Zé é o apelido mais popular de todos, quem não conhece pelo menos um Zé? Nada mais informal que chamar um amigo de Zé, o apelido confere uma certa intimidade. O meu amigo Zé sempre foi a essência da informalidade, da espontaneidade, a transparência em pessoa, daquelas que dá pra ver pela expressão do rosto o que a pessoa está sentindo.

Nada mais brasileiro, também, que botar a boca nas redes sociais. Pois o Zé nunca mediu palavras, não contemporizou, sempre disse tudo que pensava, nunca poupou presidentes, governadores, deputados, prefeitos, vereadores. Às vezes irônico, às vezes revoltado, mas nunca perdendo a esperança de que sua voz repercutisse, não importava o número de curtidas.

Uma propaganda dizia que “o brasileiro não desiste nunca”, o que faz sentido diante de tantas dificuldades, o Zé sempre foi assim, um brasileiro, sem nunca deixar de se manifestar. Mas o mais gratificante para os amigos nunca foi sua transparência, foi sua afetividade, sua alegria e seu entusiasmo. Nunca conheci ninguém com tanta vontade de viver, sendo intenso a cada momento, colocando todo coração no seu fazer. Onde houve um encontro, uma reunião, o Zé sempre foi o primeiro a colaborar, a arrumar o salão para receber os outros.

Ser brasileiro é ser simples, participativo, é gostar de se reunir com os amigos, é manifestar sua afetividade, é ser emotivo, alegre, ser intenso a ponto de parecer às vezes passional, apaixonado pelas causas em que acredita. Não sei o Zé que você conhece, mas esse é o retrato perfeito do meu amigo Zé.

Nós criticamos os políticos, mas sabemos que não existe bem-estar coletivo sem política, sem governo, a sociedade precisar enfrentar seus problemas. Então faz parte seguir criticando, propondo, criticando, apoiando, reclamando dos políticos em geral mas tendo às vezes esperança em algum em particular.
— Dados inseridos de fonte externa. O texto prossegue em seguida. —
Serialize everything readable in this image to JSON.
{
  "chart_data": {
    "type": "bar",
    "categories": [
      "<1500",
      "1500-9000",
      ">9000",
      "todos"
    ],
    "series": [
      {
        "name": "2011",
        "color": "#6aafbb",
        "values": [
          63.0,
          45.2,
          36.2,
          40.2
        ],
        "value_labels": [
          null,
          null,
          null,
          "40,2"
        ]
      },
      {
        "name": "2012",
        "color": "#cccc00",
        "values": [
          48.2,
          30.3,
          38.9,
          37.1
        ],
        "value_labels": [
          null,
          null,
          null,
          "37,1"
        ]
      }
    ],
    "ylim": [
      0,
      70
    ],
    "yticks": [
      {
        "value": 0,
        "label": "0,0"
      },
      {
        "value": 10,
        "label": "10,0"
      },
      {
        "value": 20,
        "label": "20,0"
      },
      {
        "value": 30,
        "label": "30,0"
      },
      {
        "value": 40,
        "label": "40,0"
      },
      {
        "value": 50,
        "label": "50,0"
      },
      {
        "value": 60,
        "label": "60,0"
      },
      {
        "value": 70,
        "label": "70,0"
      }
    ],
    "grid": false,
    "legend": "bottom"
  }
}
O Zé também sempre foi bem brasileiro assim, criticando os políticos em geral mas mantendo sua esperança em algumas exceções, que lhe representavam.
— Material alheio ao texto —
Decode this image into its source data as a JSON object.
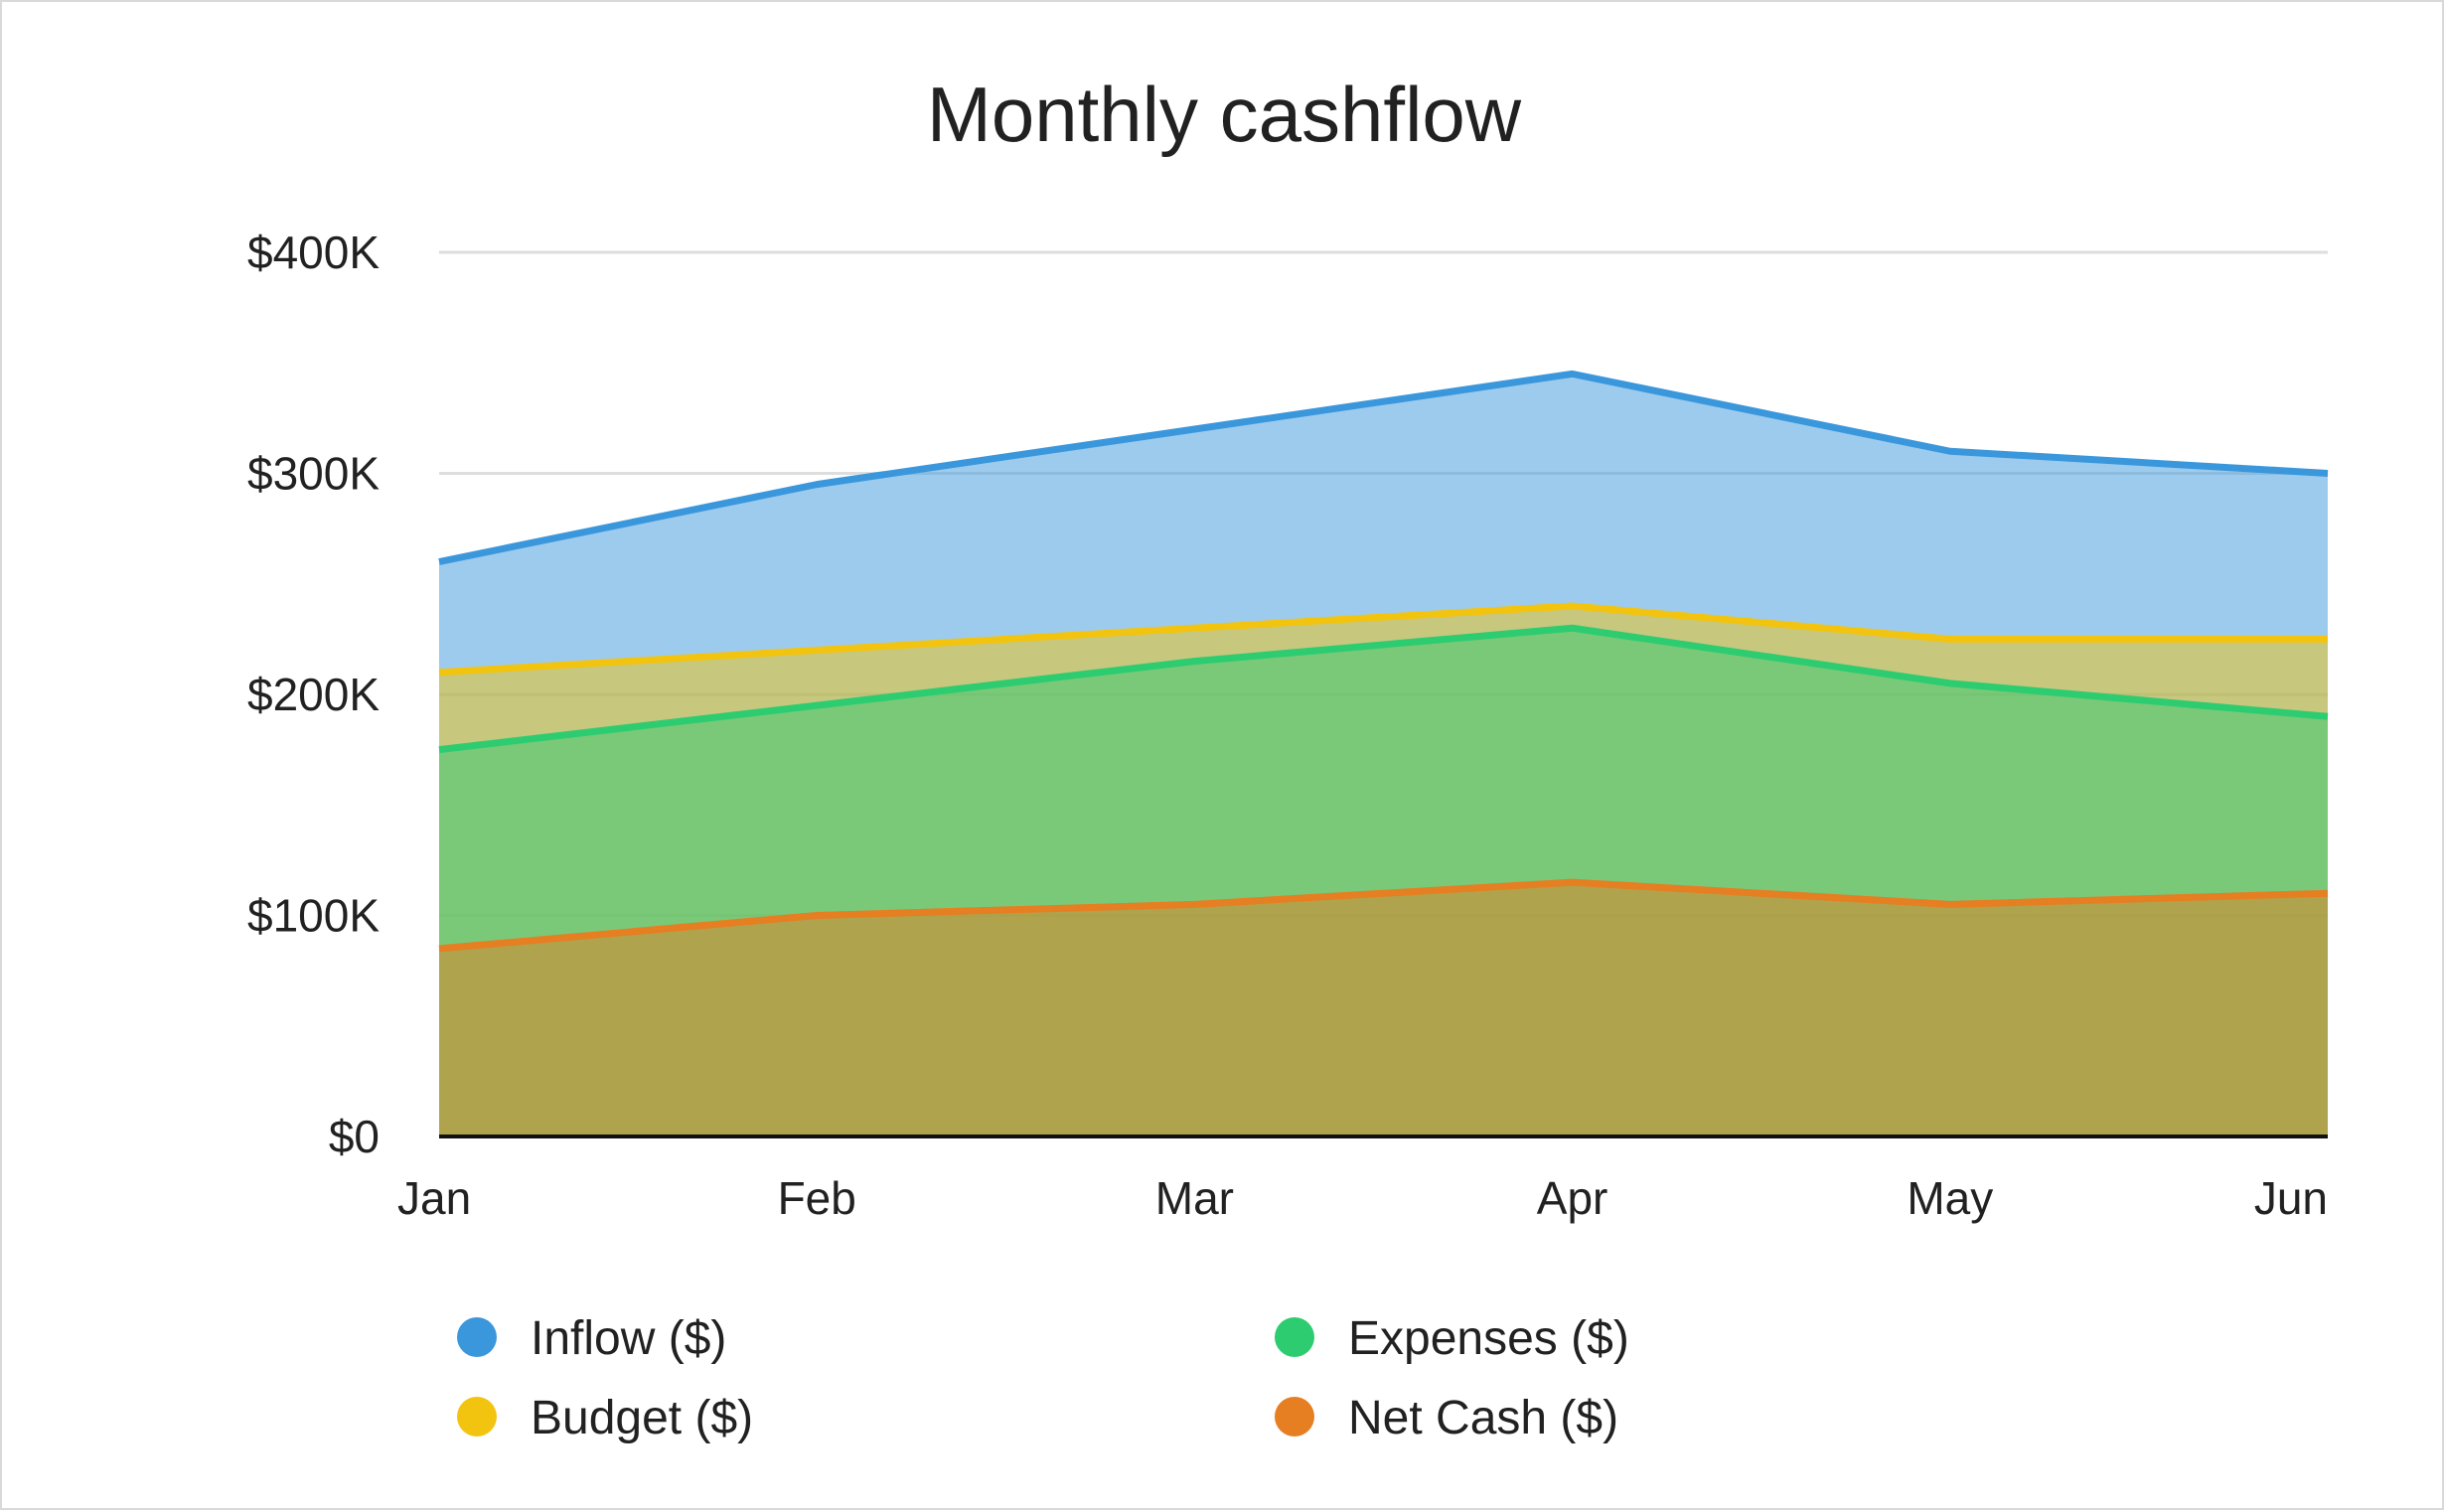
{
  "chart_data": {
    "type": "area",
    "title": "Monthly cashflow",
    "xlabel": "",
    "ylabel": "",
    "categories": [
      "Jan",
      "Feb",
      "Mar",
      "Apr",
      "May",
      "Jun"
    ],
    "ylim": [
      0,
      400000
    ],
    "yticks": [
      0,
      100000,
      200000,
      300000,
      400000
    ],
    "ytick_labels": [
      "$0",
      "$100K",
      "$200K",
      "$300K",
      "$400K"
    ],
    "grid": true,
    "legend_position": "bottom",
    "stacked": false,
    "series": [
      {
        "name": "Inflow ($)",
        "color": "#3b97dc",
        "values": [
          260000,
          295000,
          320000,
          345000,
          310000,
          300000
        ]
      },
      {
        "name": "Budget ($)",
        "color": "#f2c40f",
        "values": [
          210000,
          220000,
          230000,
          240000,
          225000,
          225000
        ]
      },
      {
        "name": "Expenses ($)",
        "color": "#2ecc71",
        "values": [
          175000,
          195000,
          215000,
          230000,
          205000,
          190000
        ]
      },
      {
        "name": "Net Cash ($)",
        "color": "#e67e22",
        "values": [
          85000,
          100000,
          105000,
          115000,
          105000,
          110000
        ]
      }
    ]
  }
}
Espero que seu amigo Zé lhe dê muitas alegrias no convívio, nas conversas, nas parcerias, nas boas lembranças do cotidiano. Eu vou sentir muita falta do meu amigo Zé Renato, conhecido líder comunitário e político de Viamão, que foi assassinado agora em janeiro. Uma perda absurda, difícil de aceitar, revoltante pelo banditismo que tem ceifado a vida de tantos brasileiros. O Zé tinha fé espírita e espero que Deus dê forças a seus filhos para suportar a dor da saudade. Da minha parte fica a revolta contra o banditismo – um flagelo brasileiro atual – e muita saudade do amigo mais alegre, afetivo e cheio de vida que já conheci, o Zé.